Thomas Matt

Kommentar

Thomas Matt

Streiflicht: In Flipflops am Berg

VN / 27.08.2025 • 07:50 Uhr

Ihr Freund nennt sie Lynn. Sie steht mit dem Rücken zum Abgrund. Er knipst. Sie lächelt. Doch ihre Flipflops sind nicht für die Felsen gemacht. Tapfer humpelt sie in die Bergwelt des Alpstein und denkt wohl: Auf der Website sah das anders aus.

 Die Alpen ächzen. Die Strände sind erschöpft. In den Museen rühren sie schon mal den Mörtel an. Gibt es eine Statistik, wie viele antike Statuen im Sturm touristischer Begeisterung heuer Körperteile verloren haben? Ein Finger, drei Nasen, ein Faltenwurf – so in der Art? 1957 lud Ventimiglia noch zur „19. Battaglia de Fiori“. Heute wird am Pool gekämpft. Mit Handtüchern bewaffnet erobern Urlauber ihren Platz, der nach dem dritten All-inclusive-Drink auch wie ein Schlachtfeld aussieht.
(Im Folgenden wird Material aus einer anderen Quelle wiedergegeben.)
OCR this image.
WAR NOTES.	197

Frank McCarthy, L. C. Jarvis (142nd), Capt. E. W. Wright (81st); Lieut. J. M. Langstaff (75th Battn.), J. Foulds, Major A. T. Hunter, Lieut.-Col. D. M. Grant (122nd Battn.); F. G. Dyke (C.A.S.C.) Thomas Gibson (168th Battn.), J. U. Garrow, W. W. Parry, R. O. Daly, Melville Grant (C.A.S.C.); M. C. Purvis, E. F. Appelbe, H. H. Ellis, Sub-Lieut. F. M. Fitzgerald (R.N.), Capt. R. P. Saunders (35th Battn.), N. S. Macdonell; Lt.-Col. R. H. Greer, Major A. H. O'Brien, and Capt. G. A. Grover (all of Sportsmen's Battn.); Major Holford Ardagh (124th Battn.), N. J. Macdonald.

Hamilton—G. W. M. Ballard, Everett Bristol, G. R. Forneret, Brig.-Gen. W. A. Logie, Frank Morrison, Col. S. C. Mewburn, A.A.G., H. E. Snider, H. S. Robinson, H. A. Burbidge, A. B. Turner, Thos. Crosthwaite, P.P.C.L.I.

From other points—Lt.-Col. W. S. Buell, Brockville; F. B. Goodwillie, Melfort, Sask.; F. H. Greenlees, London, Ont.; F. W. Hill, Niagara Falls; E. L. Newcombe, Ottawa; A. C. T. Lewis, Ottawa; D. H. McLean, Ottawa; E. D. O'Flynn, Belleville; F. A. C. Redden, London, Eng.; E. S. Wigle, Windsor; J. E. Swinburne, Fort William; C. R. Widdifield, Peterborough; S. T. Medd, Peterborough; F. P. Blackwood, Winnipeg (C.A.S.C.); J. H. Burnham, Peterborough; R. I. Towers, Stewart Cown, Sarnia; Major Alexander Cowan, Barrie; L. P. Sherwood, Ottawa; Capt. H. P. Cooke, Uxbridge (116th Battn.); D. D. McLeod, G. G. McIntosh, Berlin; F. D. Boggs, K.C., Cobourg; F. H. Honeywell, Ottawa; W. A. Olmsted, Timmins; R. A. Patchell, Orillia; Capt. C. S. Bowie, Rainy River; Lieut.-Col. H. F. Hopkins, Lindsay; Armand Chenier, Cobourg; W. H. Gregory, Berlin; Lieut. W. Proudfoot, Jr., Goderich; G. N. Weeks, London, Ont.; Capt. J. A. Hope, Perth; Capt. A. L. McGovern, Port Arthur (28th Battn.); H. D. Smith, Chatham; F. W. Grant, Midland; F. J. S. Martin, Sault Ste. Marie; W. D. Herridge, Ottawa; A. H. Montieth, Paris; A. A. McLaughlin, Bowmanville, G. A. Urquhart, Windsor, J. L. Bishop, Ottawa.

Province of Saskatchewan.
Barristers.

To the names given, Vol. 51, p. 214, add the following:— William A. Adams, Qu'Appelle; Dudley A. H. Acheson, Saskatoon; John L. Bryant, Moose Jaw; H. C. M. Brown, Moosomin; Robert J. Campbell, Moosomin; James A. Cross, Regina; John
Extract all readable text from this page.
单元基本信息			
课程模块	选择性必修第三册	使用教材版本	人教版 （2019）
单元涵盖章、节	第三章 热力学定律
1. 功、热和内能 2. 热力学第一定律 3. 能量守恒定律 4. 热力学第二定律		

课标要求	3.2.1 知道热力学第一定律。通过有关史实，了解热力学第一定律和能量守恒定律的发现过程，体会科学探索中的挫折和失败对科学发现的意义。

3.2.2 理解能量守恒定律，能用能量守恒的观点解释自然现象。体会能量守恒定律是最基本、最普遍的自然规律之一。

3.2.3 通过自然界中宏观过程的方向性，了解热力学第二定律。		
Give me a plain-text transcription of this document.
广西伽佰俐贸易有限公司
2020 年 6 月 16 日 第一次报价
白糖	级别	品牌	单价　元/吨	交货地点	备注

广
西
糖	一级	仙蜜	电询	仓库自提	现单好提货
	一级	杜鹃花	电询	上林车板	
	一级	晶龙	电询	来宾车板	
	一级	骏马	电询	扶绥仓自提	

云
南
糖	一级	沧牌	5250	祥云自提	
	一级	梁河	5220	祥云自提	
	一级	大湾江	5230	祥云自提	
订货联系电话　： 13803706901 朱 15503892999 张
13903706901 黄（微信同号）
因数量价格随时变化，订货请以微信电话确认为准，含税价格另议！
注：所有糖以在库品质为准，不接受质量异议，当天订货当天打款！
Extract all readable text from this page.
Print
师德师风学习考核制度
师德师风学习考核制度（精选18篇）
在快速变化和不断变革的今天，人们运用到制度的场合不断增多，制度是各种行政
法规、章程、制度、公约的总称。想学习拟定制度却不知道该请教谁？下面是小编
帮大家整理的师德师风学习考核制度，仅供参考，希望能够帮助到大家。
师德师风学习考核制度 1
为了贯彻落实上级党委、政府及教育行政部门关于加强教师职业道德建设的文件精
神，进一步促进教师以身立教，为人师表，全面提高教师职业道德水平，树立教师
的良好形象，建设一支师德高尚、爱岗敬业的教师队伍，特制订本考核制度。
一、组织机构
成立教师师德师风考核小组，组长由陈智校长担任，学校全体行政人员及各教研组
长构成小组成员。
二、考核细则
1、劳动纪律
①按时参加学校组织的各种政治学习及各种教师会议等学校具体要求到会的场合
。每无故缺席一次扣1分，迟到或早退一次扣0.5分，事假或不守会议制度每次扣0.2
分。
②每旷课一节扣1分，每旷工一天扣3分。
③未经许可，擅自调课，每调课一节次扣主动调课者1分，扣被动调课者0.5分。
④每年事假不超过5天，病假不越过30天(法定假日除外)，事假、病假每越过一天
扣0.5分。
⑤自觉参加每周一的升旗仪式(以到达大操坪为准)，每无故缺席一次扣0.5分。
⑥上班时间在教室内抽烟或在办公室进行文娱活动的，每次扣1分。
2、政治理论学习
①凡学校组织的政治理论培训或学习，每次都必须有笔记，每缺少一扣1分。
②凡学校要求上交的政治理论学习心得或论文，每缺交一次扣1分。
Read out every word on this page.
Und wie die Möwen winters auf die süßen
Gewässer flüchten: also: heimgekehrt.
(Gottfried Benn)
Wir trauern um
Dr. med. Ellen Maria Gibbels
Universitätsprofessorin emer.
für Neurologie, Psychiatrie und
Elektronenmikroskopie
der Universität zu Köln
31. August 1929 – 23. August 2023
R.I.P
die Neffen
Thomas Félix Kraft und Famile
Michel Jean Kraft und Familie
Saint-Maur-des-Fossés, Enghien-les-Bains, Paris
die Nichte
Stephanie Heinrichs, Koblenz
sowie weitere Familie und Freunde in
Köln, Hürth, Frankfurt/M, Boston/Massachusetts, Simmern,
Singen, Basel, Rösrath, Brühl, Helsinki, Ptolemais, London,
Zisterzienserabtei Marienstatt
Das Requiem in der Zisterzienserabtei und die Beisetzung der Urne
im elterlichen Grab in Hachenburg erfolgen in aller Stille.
 Der Tourismus erzählte lange Zeit eine Geschichte der Entfremdung im besten Sinn des Wortes: Reisende lernten Orte schätzen, die ihr Volk einst bedrängt, erobert oder beschossen hatte. Und sie waren willkommen: Gemeinden verdankten jahrzehntelange Treue mit Ehrennadeln. Aus Fremden wurden Freunde. Was hat sich verändert? Viel. Heute können alle reisen. Billig und online. Die Erwartungen sind immens. Was der Erholung dienen sollte, wird zum Stress. Reisen bilden nicht mehr, sie unterhalten. Der Geldsegen hat der Gastfreundschaft nicht gutgetan. Was aber, wenn Entfremdung sich zur Befremdung wandelt? Der Weg zurück ist steinig. Für Flipflops völlig ungeeignet.